Anyhow eventually we come into the current encounter and the patient may advise "my private matter is that I am worried about a lump in my breast but I do not know anyone (even the staff, who is my friend and neighbour) to know." Even without sensitive matters, it is not uncommon for an appointment to be booked for one reason but for additional matters to be introduced wither by the patient or by the doctor into the visit. I am therefore thinking that the text inside Reason could evolve within the visit. It could have begun "f/u ht" meaning I had wanted the patient to return to reassess their blood pressure, however on arriving they introduced that they need prescription refills for other things and also had some blood in their stools. I would be inclined to add these into my Reason so that I did not terminate the visit except deliberately deciding if I would postpone any part of the assessment to a next visit. I would modify the reason to say:
f/u ht (script refills, bloody stools?)

Into the notes editor I would raise the existing problem of hypertension; a new editor would be open, into which I could capture this complaint of bloody stools; and I am not sure how I would handle this request for prescription renewals. For the hypertension I could enter these into the "plan" but for other existing problems I am not sure if I would raise them each into the editor to put the detail there. I may rather not, because this would be a lot of work for a condition if I am not reassessing it. However the presence of "script refills" in the Reason is my reminder. Maybe it will be enough if my v6 simple medication list remains accurate and we can separately consider if there is some free text field/column where the renewal info could be entered.

Next we come to the Summary. Each of the "Hypertension" and "Bloody stools" problems has its own Assessment and there is no unifying assessment over them... and if a third problem handled then even less is achieved. I am wondering if the Summary may be better used to capture the *context* of a visit such as "Back from Mexico" or "post-discharge following anterior MI"
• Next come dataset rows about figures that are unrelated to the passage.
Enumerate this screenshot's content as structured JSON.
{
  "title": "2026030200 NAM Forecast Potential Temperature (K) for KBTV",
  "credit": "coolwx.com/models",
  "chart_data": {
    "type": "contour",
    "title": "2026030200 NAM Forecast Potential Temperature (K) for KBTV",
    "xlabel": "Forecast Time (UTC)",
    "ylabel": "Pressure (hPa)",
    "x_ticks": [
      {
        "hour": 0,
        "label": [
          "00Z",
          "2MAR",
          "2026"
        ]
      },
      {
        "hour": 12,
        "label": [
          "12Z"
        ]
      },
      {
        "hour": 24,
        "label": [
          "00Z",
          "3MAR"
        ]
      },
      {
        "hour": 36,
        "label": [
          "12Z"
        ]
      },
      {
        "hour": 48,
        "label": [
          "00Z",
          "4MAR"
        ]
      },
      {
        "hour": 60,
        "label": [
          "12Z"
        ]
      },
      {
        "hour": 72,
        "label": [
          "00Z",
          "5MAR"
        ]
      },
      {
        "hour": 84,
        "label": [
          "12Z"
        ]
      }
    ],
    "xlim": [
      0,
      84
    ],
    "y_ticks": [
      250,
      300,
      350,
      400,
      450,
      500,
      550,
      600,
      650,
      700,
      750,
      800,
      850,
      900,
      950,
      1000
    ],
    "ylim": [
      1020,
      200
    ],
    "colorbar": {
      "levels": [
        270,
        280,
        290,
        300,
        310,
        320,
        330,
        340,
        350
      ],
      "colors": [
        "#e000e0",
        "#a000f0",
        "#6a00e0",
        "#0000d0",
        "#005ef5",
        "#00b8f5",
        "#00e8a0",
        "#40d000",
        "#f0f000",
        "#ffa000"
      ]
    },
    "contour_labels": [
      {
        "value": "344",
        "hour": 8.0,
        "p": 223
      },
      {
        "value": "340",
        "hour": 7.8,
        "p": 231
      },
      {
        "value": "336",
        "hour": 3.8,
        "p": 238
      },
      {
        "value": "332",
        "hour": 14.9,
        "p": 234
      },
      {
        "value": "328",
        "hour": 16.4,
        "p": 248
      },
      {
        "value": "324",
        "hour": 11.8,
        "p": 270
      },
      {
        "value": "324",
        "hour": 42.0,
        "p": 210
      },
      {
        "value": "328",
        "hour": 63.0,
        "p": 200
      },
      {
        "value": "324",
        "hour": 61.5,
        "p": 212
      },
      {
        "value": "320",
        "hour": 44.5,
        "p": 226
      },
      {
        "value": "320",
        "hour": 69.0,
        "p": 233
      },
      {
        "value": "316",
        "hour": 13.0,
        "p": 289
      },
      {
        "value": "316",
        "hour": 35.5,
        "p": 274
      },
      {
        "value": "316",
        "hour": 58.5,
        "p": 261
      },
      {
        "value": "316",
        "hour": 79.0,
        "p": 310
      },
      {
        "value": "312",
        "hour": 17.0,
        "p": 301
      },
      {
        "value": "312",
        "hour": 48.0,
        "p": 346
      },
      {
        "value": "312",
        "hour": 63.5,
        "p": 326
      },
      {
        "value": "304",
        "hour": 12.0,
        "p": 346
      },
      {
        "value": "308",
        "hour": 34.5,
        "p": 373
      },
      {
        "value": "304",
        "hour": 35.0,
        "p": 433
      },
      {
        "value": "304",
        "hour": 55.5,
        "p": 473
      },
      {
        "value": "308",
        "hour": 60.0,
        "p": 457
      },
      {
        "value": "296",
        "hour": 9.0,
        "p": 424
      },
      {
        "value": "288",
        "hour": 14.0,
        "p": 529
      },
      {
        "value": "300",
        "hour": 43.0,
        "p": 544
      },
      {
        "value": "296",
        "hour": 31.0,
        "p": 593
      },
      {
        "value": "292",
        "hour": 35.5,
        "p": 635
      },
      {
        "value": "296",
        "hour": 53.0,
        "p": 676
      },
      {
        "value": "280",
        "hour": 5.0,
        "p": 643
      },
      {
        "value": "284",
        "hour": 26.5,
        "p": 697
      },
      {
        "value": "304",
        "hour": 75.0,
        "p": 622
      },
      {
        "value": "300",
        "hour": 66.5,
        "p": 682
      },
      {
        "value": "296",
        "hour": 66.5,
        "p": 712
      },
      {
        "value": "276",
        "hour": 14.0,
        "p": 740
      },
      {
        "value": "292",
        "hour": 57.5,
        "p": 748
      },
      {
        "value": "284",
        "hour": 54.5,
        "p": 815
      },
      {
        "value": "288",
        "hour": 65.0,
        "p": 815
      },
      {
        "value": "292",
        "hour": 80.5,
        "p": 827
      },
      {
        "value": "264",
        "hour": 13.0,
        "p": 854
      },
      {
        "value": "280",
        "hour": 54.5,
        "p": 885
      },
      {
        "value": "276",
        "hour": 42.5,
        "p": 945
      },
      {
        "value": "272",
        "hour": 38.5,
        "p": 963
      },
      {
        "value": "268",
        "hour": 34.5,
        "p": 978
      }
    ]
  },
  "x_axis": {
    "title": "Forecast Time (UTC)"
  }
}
Over to the EMR tree, to consider the utility of the encounter level listings. I created a patient and within one (or maybe two?) encounters created:
Elevated BP - hypertension? - Foundational issue
Episode: white coat effect vs white coat HT
Polymyalgia rheumatica - Foundational issue
Episode name: "PMR r/o GCA"
Headaches NYD (unattributed episode)
I made an AOE entry "steroid s/e, h/a persist, wants off ramipril pre-travel to Turkey" and I now see in the left split:

Headaches NYD (unattributed episode)
2009-06-19: steroid s/e, h/a persist, wants
Elevated BP - hypertension?
white coat effect vs white coat HT
2009-06-19: steroid s/e, h/a persist, wants
Polymyalgia rheumatica
PMR r/o GCA
2009-06-19: steroid s/e, h/a persist, wants

Therefore when I am later looking at the patient's Polymyalgia history, it helps me to see she had steroid side effects as captured in the AOE but the same AOE does not help me much. My suspicion is that in reviewing the tree, a doctor would have one of two goals with respect to previously documented encounters:

1. try to figure out which encounter likely contained the details of interest or
2. identify what synchronous (concurrent) issues were addressed in the same encounter

In some cases the patient would be referring us to something they are sure they had previously told us, or that we had advised them or had told us that we planned to do. They may remind us that it was in a phone call or that it had been in a visit or that it was something that Dr X was going to discuss with us. That is the origin of my idea that in the tree it may be better to concatenate, to the right of the date of the encounter, the type of encounter (in praxis, phone) or maybe the initial 40 characters of the Assessment or Plan of the *problem* rather than the AOE? Or else use the Summary / AOE to capture a context (like pre-Turkey) although that is a different use of a summary than the AOE concept. The AOE concept seems to apply when multiple problems are all related, rather than unrelated, or else as an overall comment on the patient's health (like "progressive decline, may need institutionalization") rather than something I have figured out how to use in an EMR tree where it is re-demonstrated under multiple problems. ??